2. Behavior change and modification, both at individual and group level, requires professional expertise, and cannot be managed by doctors alone: hence, without professional help it may not succeed.

3. Public shaming process may happen when group consensus technique mentioned for recognition of problem resident will be used, besides violating confidentiality. It contradicts the later mention of confidentiality requirement in the paper.

4. If real long-term solution is sought, behavioral competencies like taking responsibility, and learning attitude, emotional intelligence, self-discipline etc. should be formally taught using experiential methodology during undergraduate and postgraduate training. It should be incorporated by Education Council if Medical Council of India wants to get doctors as per their expectations (mentioned in paper at the beginning) in terms of human qualities. Further, the teaching staff also needs training in building their skills in emotional sensitivity and management of feelings besides leadership skills.
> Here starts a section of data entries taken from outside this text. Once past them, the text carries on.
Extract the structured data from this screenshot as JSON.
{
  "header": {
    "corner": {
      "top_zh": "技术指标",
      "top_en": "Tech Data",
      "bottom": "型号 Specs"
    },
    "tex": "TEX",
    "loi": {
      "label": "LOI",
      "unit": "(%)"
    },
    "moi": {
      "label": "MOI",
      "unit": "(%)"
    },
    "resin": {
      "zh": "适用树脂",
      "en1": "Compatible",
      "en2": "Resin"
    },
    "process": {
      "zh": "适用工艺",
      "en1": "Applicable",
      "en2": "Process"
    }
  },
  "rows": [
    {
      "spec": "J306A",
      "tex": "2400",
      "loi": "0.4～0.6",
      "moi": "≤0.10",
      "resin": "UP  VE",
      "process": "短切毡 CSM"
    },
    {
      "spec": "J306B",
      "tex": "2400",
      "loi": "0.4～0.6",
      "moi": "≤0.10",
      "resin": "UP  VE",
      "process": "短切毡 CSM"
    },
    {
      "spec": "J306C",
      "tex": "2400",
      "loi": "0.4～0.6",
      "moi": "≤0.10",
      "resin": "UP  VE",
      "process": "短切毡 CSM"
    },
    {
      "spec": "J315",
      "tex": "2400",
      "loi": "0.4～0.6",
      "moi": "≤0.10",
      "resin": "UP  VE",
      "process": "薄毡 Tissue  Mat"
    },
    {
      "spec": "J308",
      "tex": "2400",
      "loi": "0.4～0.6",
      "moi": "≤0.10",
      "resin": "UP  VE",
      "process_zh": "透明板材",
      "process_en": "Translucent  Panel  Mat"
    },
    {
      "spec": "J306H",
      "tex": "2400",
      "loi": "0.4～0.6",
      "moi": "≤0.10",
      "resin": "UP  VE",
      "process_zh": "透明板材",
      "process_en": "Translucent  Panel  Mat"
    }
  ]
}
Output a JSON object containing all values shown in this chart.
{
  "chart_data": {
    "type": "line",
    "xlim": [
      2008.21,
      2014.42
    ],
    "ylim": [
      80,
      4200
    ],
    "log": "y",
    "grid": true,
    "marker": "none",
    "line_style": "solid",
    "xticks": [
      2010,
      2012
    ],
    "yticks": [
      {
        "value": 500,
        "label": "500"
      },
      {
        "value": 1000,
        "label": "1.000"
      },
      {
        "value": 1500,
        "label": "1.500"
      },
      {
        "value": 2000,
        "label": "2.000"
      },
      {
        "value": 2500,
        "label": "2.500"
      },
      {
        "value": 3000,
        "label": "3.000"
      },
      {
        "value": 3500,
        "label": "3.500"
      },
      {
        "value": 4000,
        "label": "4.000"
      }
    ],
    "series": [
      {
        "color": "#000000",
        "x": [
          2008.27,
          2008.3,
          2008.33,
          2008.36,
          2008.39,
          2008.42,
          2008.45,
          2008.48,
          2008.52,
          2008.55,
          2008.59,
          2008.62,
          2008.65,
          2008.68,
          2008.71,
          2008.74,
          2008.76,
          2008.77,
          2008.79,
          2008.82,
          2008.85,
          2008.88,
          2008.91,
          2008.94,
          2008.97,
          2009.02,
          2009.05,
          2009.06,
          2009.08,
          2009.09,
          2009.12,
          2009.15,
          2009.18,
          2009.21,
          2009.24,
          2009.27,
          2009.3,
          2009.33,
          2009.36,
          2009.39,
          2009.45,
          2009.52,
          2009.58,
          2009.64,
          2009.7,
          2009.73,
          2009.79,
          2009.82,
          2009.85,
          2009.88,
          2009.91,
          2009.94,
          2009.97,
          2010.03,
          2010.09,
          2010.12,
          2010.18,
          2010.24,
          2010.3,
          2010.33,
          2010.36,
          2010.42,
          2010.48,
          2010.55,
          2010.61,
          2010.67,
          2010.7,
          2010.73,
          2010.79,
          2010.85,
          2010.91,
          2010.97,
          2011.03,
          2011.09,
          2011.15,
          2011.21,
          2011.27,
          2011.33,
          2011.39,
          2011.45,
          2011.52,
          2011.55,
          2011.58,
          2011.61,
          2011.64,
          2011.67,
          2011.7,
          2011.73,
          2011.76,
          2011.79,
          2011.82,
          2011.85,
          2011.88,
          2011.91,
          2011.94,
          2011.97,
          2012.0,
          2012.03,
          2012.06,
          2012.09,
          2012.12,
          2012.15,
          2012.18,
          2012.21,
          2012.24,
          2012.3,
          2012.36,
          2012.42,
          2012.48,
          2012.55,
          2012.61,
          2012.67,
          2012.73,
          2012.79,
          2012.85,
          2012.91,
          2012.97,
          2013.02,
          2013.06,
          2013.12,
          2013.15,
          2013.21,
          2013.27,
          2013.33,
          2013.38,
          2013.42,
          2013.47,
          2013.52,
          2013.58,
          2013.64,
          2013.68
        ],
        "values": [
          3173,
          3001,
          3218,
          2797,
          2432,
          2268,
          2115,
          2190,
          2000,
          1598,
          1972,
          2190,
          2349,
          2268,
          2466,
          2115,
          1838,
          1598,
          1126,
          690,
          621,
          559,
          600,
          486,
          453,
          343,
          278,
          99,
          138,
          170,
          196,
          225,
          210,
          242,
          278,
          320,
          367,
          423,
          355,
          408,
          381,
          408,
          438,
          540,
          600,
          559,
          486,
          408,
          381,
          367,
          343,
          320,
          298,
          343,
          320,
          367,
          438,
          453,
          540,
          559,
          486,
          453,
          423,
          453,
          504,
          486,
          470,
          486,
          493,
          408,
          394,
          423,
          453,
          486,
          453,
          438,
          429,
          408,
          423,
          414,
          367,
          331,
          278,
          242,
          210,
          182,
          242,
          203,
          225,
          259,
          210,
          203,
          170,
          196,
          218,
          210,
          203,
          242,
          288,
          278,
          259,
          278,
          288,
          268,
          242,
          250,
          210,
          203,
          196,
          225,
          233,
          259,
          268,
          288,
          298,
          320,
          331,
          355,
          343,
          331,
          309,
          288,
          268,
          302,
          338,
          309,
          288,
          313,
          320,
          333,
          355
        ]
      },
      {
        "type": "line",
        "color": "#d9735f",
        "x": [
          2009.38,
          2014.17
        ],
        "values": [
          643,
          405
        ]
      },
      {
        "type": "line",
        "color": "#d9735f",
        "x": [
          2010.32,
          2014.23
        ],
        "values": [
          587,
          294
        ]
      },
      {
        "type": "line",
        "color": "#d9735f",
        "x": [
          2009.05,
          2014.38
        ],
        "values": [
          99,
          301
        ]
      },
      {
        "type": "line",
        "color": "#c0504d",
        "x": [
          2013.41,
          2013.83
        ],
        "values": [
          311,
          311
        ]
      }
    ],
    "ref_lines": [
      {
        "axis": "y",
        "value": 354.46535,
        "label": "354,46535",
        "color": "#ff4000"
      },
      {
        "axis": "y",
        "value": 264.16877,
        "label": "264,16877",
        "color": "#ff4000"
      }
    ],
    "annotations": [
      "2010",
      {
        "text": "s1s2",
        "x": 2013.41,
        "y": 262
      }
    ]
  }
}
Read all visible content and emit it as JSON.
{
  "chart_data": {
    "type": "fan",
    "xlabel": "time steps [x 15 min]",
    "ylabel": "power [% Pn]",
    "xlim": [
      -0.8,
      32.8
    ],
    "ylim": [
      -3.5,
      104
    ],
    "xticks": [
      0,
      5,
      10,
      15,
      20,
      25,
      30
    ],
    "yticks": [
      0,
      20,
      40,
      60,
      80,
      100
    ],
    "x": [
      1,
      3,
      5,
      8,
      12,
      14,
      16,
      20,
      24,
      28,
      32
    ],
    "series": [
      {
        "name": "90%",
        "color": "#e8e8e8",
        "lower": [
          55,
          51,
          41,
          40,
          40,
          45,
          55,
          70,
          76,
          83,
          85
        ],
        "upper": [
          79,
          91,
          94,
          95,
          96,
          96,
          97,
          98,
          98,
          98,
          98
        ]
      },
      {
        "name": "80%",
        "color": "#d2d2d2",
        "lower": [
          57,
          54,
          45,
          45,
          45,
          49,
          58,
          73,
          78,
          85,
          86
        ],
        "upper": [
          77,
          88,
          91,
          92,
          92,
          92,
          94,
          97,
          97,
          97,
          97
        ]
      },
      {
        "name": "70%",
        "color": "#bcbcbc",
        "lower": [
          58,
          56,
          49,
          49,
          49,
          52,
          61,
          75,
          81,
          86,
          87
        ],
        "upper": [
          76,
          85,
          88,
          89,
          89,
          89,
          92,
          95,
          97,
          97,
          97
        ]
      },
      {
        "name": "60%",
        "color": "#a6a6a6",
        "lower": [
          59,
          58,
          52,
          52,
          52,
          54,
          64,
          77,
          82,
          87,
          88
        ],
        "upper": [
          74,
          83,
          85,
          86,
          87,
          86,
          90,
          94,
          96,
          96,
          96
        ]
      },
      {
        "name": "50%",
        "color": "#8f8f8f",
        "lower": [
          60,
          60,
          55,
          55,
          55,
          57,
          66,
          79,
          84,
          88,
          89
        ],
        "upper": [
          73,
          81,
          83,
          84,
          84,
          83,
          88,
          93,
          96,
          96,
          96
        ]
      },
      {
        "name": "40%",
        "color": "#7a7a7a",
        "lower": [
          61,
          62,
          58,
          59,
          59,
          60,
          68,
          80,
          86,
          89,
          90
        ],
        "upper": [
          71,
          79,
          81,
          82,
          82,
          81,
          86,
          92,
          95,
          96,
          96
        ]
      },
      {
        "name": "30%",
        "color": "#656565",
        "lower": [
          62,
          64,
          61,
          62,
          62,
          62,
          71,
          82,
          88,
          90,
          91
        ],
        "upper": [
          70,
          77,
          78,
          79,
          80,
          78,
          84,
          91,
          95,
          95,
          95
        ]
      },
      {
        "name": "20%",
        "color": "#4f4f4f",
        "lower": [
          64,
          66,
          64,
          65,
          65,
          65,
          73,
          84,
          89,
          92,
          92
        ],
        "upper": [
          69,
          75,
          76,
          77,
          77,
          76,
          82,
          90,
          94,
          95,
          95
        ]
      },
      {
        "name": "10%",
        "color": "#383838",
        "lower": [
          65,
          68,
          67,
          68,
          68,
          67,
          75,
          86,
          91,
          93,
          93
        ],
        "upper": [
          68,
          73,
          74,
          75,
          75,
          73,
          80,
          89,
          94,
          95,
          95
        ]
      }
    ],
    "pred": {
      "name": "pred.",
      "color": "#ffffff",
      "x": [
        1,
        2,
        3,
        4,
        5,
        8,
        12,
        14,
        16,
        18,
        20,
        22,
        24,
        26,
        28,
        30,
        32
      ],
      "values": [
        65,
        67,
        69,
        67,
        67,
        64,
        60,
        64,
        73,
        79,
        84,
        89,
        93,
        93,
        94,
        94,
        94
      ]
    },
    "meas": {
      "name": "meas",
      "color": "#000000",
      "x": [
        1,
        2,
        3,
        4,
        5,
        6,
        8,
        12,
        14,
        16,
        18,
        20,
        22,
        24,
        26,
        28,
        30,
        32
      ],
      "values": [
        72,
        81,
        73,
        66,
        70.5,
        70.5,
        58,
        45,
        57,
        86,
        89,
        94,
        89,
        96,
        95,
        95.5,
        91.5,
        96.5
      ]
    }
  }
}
5. Classification in terms of knowledge, skill and attitude makes the issue too complex to be solved. Briefly, knowledge and skill deficit do not cause problematic behaviour, whereas attitude does. And attitude is too vast a subject involving beliefs, values, evaluation, understanding and feelings. Feelings are the outcomes of attitudes and hence easy to work with. It makes the correction path simple and easy to implement. Enable these people to deal with the uncomfortable feelings more functionally [2]. This is also a long drawn out process of learning through professional trainers/ therapists.

6. Skill deficits such as language, communication etc. do not create ‘problem students’ whereas inability to take constructive feedback may–if the student is highly defensive. Normal defensiveness is there in all of us. Here again student is said to be a problem, whereas inability to take constructive feedback can also be due to judgemental communication by the feedback giver too.

References

1. Kaushik JS, Raghuraman K, Singh T, Gupta P. Approach to handling a problem resident. Indian Pediatr. 2019;56:53-9.

2. Prakash P. Salient behavioural change processes at self-level, In: Iyer L, Rane P, Waturuocha ZO, editors. Learning Crucible: Collective Experiences From T Group Practice. New Delhi: Indian Society for Applied Behaviour Sciences (ISABS); 2014. p. 113-23.